Da ich dem „Ex 2“ beim letzten mal ja eine ziemlich hohe Bewertung gegeben habe, lag auch eine gewisse Erwartungshaltung vor bzw. ebenso die Befürchtung, daß der Zenit nach nunmehr über 12 Jahren schon überschritten sein könnte, zumal das wenig bis ungeschwefelte Naturzeugs ja gerne mal zur Bildung von Ethylacetat aka Kleberaromatik neigt, diesbezüglich hier jedoch komplette Fehlanzeige. Anfangs dachte ich schon, daß das wohl nix mehr mit der „24“ wird, aber mit Luft und Wärme nimmt der Wein immer mehr Fahrt auf, wobei das Ganze aber nie in Fülle abgleitet sondern stetig an Komplexität zunimmt. Fazit ist, daß bei dieser Flasche zwar der Korken schon leicht marode war, der Wein aber gerade mal im besten Alter angekommen ist und lediglich ein paar Stunden Anlauf braucht, um wieder mal ganz knapp vor dem Weinoptimum zu landen. Bei einem trotz aller Komplexität insgesamt aber doch eher filigranem Wein wird so eine „Überdrüberwertung“ wahrscheinlich nicht allseits auf Zustimmung stoßen, aber mein persönliches Großartigkeitsempfinden läßt mir leider keine andere Wahl…
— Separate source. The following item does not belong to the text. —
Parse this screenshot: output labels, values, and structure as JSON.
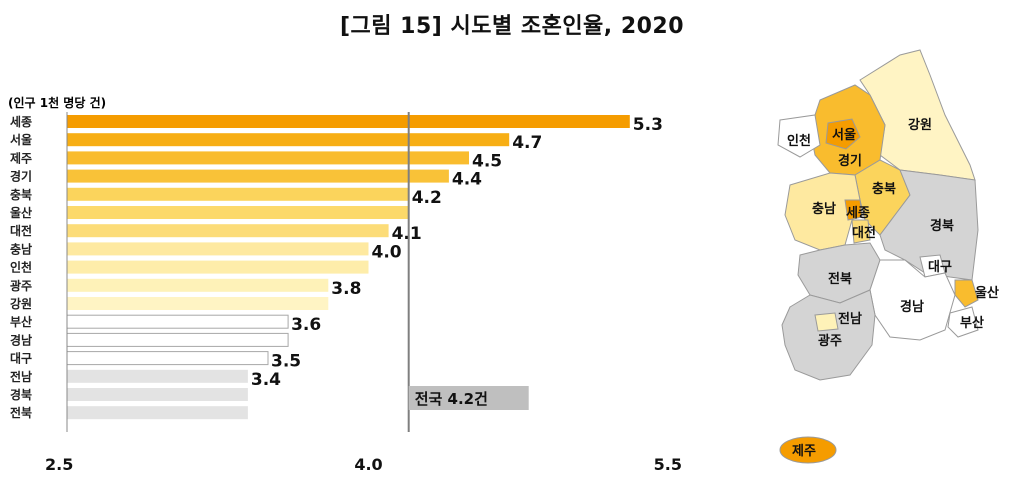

Meine Wertung: Nachkauf 3 von 3, Gesamt 24 von 25

Nachtrag nach 24 Stunden mit Luft: Im Wesentlichen zeigt sich heute noch etwas leicht angemostete Maracuja, was den Ex Vero II spürbar mehr ins Naturweinige zieht, alles andere läßt sich nach wie vor ebenso finden, wenn auch nicht bei jedem Schluck alles auf einmal, kein qualitativer Abschlag.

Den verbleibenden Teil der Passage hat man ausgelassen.